Configuring guardrails
Guardrails are customizable constraints that enforce safe and compliant agent behavior. They set limits on user inputs and agent responses to prevent inappropriate, insecure, or non-compliant outputs.
Anytime an agent input or response triggers a guardrail during testing, the trace shows information about the policy, what triggered the guardrail, and the action the agent took to block the input or response. Refer to Troubleshooting and debugging agents for more information.
Default guardrails
All agents created in the Agent Designer include the following default guardrails:
- Profanity detection - prevents vulgar or offensive responses
- Prompt attack prevention - Detects and blocks attempts to manipulate agent behavior and its guardrails through adversarial prompts
- General harmful content categories - blocks categories such as hate speech, violence, self-harm, and sexual content
Configurable guardrails

You can configure the following guardrails to apply additional safety mechanisms beyond default settings, such as preventing legal discussions:
| Guardrail type | Definition | Limitations | Examples |
|---|---|---|---|
| Denied topics | Topics that the agent is explicitly prohibited from discussing or responding to, usually for reasons of safety, compliance, or policy. |
| Name: Medical Diagnosis Definition: Requests for identifying or evaluating symptoms, suggesting medical conditions, or recommending specific treatments. Sample phrases: “I have a rash and fever—what could it be?”, “Do I need antibiotics for a sore throat?”, “Can you tell if this mole is cancerous? Name: Investment Advice Definition: Inquiries, guidance, or recommendations about the management or allocation of funds or assets with the goal of generating return or achieving specific financial objectives. Sample phrases: Should I invest in gold? Is investing in stocks better than bonds?” |
| Word filters | Lists of blocked words or phrases that trigger response or input rejection. When detected, the agent returns a predefined blocked message instead of processing the content. Common uses include filtering competitor names or restricted sales language. |
| "lawsuit", "legal advice", "sue", "Can I be arrested", "is it illegal", "statue of limitations", "law". |
| Regex patterns | Custom text-matching rules used to detect and block sensitive data (e.g., credit card or SSN formats) in user inputs or agent responses. Enables precise content filtering using pattern-based guardrails. |
| Email addresses: ^[a-zA-Z0-9._%+-]+@[a-zA-Z0-9.-]+\.[a-zA-Z]{2,}$ Social security numbers: ^\d{3}-\d{2}-\d{4}$ |
Blocked message
You need to configure a blocked message that the agent will display whenever a guardrail is triggered. For instance, a suitable blocked message could be: "I'm sorry, but I can only provide the status of an order and support contact information."
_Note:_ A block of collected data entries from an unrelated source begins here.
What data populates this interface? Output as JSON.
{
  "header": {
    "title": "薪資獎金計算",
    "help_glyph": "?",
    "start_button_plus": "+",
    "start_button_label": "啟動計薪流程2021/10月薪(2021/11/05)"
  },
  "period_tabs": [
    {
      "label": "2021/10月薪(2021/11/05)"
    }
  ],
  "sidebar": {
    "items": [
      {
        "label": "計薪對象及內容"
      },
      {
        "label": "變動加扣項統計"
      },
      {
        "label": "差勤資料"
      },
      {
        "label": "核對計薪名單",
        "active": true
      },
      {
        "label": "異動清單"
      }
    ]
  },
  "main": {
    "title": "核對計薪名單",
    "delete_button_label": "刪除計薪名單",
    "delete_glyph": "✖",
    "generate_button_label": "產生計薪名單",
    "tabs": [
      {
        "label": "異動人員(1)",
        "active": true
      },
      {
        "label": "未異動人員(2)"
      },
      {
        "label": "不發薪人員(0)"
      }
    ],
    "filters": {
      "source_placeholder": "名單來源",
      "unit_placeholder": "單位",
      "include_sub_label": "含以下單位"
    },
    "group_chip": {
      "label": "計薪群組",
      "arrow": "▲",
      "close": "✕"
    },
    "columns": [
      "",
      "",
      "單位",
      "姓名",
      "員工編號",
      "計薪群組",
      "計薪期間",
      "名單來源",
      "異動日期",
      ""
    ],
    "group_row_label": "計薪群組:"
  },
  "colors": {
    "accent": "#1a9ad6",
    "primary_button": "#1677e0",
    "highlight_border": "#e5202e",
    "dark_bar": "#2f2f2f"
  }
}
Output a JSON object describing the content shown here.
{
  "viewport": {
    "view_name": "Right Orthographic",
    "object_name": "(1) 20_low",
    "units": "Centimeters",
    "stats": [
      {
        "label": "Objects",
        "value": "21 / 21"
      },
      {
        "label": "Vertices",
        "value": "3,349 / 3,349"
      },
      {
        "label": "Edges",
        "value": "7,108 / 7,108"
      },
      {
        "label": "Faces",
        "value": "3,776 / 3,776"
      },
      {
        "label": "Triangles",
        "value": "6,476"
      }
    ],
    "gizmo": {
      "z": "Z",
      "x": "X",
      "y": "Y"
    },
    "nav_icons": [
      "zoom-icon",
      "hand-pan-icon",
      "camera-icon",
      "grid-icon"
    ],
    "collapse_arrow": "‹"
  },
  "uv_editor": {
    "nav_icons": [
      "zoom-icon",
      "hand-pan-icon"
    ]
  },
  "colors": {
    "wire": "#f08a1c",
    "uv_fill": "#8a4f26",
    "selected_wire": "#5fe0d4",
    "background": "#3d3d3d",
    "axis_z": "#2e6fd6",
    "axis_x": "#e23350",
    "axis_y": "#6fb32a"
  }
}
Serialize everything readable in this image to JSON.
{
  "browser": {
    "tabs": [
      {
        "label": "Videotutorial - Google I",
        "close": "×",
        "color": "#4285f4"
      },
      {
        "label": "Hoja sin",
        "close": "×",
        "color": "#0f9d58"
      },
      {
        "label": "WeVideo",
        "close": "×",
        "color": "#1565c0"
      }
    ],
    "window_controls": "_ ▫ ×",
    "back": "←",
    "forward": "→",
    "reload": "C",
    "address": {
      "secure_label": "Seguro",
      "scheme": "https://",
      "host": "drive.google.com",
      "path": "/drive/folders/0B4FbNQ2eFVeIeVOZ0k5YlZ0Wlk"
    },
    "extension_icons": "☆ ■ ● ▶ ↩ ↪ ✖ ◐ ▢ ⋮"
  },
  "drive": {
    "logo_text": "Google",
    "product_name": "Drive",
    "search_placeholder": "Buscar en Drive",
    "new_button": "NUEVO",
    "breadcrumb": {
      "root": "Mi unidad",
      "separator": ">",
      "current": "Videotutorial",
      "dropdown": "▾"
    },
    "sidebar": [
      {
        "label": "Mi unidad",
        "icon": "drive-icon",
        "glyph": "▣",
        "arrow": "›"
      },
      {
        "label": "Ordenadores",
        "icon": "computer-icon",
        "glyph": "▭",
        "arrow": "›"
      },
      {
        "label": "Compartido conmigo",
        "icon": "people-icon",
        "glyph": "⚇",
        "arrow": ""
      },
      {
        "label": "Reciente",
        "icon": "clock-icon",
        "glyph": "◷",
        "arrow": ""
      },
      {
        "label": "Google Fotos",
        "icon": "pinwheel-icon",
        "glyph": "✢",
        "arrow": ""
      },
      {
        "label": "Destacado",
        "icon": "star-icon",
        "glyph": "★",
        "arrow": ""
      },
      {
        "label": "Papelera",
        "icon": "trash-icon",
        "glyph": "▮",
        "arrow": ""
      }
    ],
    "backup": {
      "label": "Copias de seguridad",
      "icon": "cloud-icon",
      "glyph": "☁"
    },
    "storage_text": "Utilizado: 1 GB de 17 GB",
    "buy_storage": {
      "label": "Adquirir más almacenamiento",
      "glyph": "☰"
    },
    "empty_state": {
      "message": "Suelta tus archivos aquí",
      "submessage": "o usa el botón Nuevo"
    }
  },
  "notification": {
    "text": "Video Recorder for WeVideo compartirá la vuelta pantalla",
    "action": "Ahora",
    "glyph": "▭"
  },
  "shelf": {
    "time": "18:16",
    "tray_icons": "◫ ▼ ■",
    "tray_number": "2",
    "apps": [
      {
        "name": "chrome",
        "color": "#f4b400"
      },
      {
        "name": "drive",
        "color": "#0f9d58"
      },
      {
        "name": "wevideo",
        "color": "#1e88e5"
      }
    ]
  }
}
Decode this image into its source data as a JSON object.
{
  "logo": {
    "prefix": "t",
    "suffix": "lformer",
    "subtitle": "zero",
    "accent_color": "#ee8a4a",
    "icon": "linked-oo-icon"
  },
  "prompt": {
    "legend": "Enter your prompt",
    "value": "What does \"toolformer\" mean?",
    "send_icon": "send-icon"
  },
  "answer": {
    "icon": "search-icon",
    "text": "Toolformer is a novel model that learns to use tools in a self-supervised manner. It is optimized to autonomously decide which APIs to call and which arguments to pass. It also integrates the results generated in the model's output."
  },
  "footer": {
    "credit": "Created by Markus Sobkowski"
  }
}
Blocked messages are intended to inform the user about the limitations of the system without revealing specific words or phrases that triggered the block, preventing the user from circumventing policies by adjusting their approach.

How are guardrails implemented?
Guardrails are processed in parallel to minimize latency. All guardrail policies are applied to both the user’s input text and the agent’s generated responses.
For Denied topics, the Large Language Model (LLM) analyzes the user’s input to check for prohibited subjects. It generates a confidence score based on this analysis. If the confidence score is above 80%, the system replies with a Blocked Message.